Quels sont à vos yeux les domaines dans lesquels les parents d’enfants malades ont le plus urgemment besoin de soutien ?

Cela peut aller de choses pratiques du quotidien aux aides financières, en passant par le soutien psychologique. Tout le monde n’a pas comme nous la chance d’avoir un employeur compréhensif et une famille présente. Lorsqu’un enfant tombe aussi gravement malade, le monde se fige, on a l’impression d’être dans une bulle : on fait bloc et on lutte ensemble en famille, parce qu’il le faut bien d’une manière ou d’une autre. Cela demande beaucoup d’énergie, or elle fait parfois défaut. Nous aurions aimé avoir une sorte de service d’assistance, un numéro que nous aurions pu appeler, pour X ou Y raison : pour un repas lorsque le temps manque, pour le transport, pour les points à régler concernant les assurances, en cas de questions d’ordre financier ou médical, pour bénéficier d’un soutien psychologique, pour les soins de suivi, pour obtenir des conseils, pour faire garder les frères et sœurs ou pour toute autre interrogation, besoin ou incertitude. Un premier point de contact concret de ce type pourrait contribuer à alléger le fardeau des parents d’un enfant atteint de cancer en les conseillant ou en les orientant vers les services adéquats, de la manière la plus simple possible et dans les domaines les plus divers.

 

Comment l’entourage peut-il venir en aide aux familles touchées par le cancer ?

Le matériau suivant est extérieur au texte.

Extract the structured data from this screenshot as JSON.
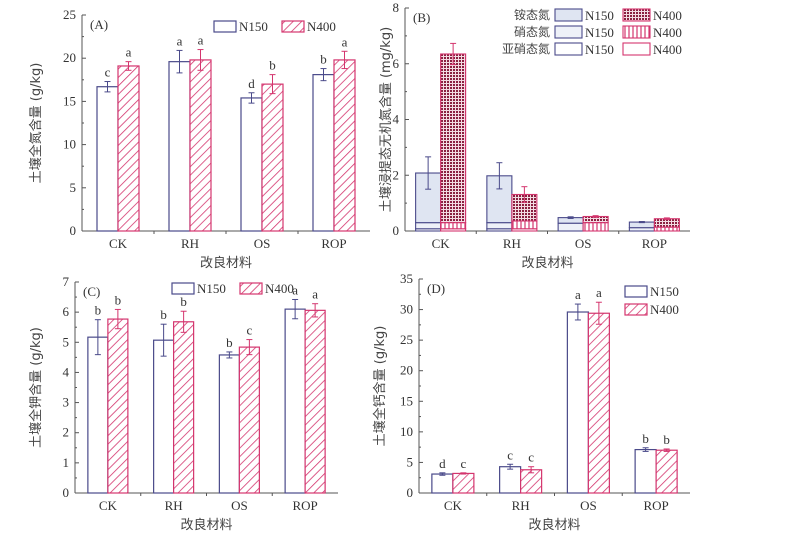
{
  "colors": {
    "n150": "#4a4a8a",
    "n400": "#d4356e",
    "ammonium150_fill": "#dfe5f2",
    "nitrate150_fill": "#eef1f8",
    "ammonium400_fill": "#8a2040"
  },
  "chart_data": [
    {
      "id": "A",
      "type": "bar",
      "panel_label": "(A)",
      "categories": [
        "CK",
        "RH",
        "OS",
        "ROP"
      ],
      "series": [
        {
          "name": "N150",
          "values": [
            16.7,
            19.6,
            15.4,
            18.1
          ],
          "errors": [
            0.6,
            1.3,
            0.6,
            0.7
          ],
          "letters": [
            "c",
            "a",
            "d",
            "b"
          ]
        },
        {
          "name": "N400",
          "values": [
            19.1,
            19.8,
            17.0,
            19.8
          ],
          "errors": [
            0.5,
            1.2,
            1.1,
            1.0
          ],
          "letters": [
            "a",
            "a",
            "b",
            "a"
          ]
        }
      ],
      "xlabel": "改良材料",
      "ylabel": "土壤全氮含量 (g/kg)",
      "ylim": [
        0,
        25
      ],
      "yticks": [
        0,
        5,
        10,
        15,
        20,
        25
      ],
      "legend": "top-right"
    },
    {
      "id": "B",
      "type": "stacked-bar",
      "panel_label": "(B)",
      "categories": [
        "CK",
        "RH",
        "OS",
        "ROP"
      ],
      "components": [
        "亚硝态氮",
        "硝态氮",
        "铵态氮"
      ],
      "series": [
        {
          "name": "N150",
          "nitrite": [
            0.08,
            0.08,
            0.0,
            0.0
          ],
          "nitrate": [
            0.22,
            0.22,
            0.28,
            0.12
          ],
          "ammonium": [
            1.78,
            1.68,
            0.2,
            0.2
          ],
          "total": [
            2.08,
            1.98,
            0.48,
            0.32
          ],
          "total_error": [
            0.58,
            0.47,
            0.03,
            0.02
          ]
        },
        {
          "name": "N400",
          "nitrite": [
            0.08,
            0.08,
            0.0,
            0.0
          ],
          "nitrate": [
            0.22,
            0.28,
            0.3,
            0.14
          ],
          "ammonium": [
            6.05,
            0.95,
            0.22,
            0.3
          ],
          "total": [
            6.35,
            1.31,
            0.52,
            0.44
          ],
          "total_error": [
            0.38,
            0.28,
            0.03,
            0.03
          ]
        }
      ],
      "legend_rows": [
        {
          "label": "铵态氮",
          "n150": "N150",
          "n400": "N400"
        },
        {
          "label": "硝态氮",
          "n150": "N150",
          "n400": "N400"
        },
        {
          "label": "亚硝态氮",
          "n150": "N150",
          "n400": "N400"
        }
      ],
      "xlabel": "改良材料",
      "ylabel": "土壤浸提态无机氮含量 (mg/kg)",
      "ylim": [
        0,
        8
      ],
      "yticks": [
        0,
        2,
        4,
        6,
        8
      ],
      "legend": "top-right"
    },
    {
      "id": "C",
      "type": "bar",
      "panel_label": "(C)",
      "categories": [
        "CK",
        "RH",
        "OS",
        "ROP"
      ],
      "series": [
        {
          "name": "N150",
          "values": [
            5.17,
            5.07,
            4.58,
            6.1
          ],
          "errors": [
            0.58,
            0.53,
            0.1,
            0.32
          ],
          "letters": [
            "b",
            "b",
            "b",
            "a"
          ]
        },
        {
          "name": "N400",
          "values": [
            5.77,
            5.68,
            4.84,
            6.06
          ],
          "errors": [
            0.32,
            0.35,
            0.25,
            0.22
          ],
          "letters": [
            "b",
            "b",
            "c",
            "a"
          ]
        }
      ],
      "xlabel": "改良材料",
      "ylabel": "土壤全钾含量 (g/kg)",
      "ylim": [
        0,
        7
      ],
      "yticks": [
        0,
        1,
        2,
        3,
        4,
        5,
        6,
        7
      ],
      "legend": "top-center"
    },
    {
      "id": "D",
      "type": "bar",
      "panel_label": "(D)",
      "categories": [
        "CK",
        "RH",
        "OS",
        "ROP"
      ],
      "series": [
        {
          "name": "N150",
          "values": [
            3.1,
            4.3,
            29.6,
            7.1
          ],
          "errors": [
            0.2,
            0.4,
            1.3,
            0.3
          ],
          "letters": [
            "d",
            "c",
            "a",
            "b"
          ]
        },
        {
          "name": "N400",
          "values": [
            3.2,
            3.8,
            29.4,
            7.0
          ],
          "errors": [
            0.1,
            0.5,
            1.8,
            0.2
          ],
          "letters": [
            "c",
            "c",
            "a",
            "b"
          ]
        }
      ],
      "xlabel": "改良材料",
      "ylabel": "土壤全钙含量 (g/kg)",
      "ylim": [
        0,
        35
      ],
      "yticks": [
        0,
        5,
        10,
        15,
        20,
        25,
        30,
        35
      ],
      "legend": "top-right"
    }
  ]
}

Le diagnostic de cancer chez un enfant marque le début d’un parcours éprouvant et exigeant pour toute la famille. Il est d’autant plus important, pour les personnes concernées, que l’entourage direct fasse preuve d’empathie et de serviabilité, et que les employeurs ainsi que les interlocuteurs à l’école se montrent compréhensifs, coopératifs et un tant soit peu flexibles. Nul ne peut traverser l’épreuve du cancer à la place des enfants et de leurs familles, mais il est possible de les épauler au mieux afin d’alléger ne serait-ce qu’un peu leur fardeau. S’occuper des frères et sœurs, apporter un repas ou un plat de sa confection sont autant de témoignages de solidarité qui peuvent conférer une touche de légèreté à un quotidien très pesant. Savoir accepter l’aide offerte lorsqu’on en a besoin n’est cependant pas toujours facile, c’est sans doute quelque chose qui demande à être appris. Je souhaite à toutes les familles concernées de pouvoir compter sur un entourage qui les soutienne et de s’armer de courage !

 

* La leucémie aiguë lymphoblastique (LAL) est une affection maligne du système hématopoïétique. Les leucémies comptent parmi les principaux cancers survenant pendant l’enfance et l’adolescence.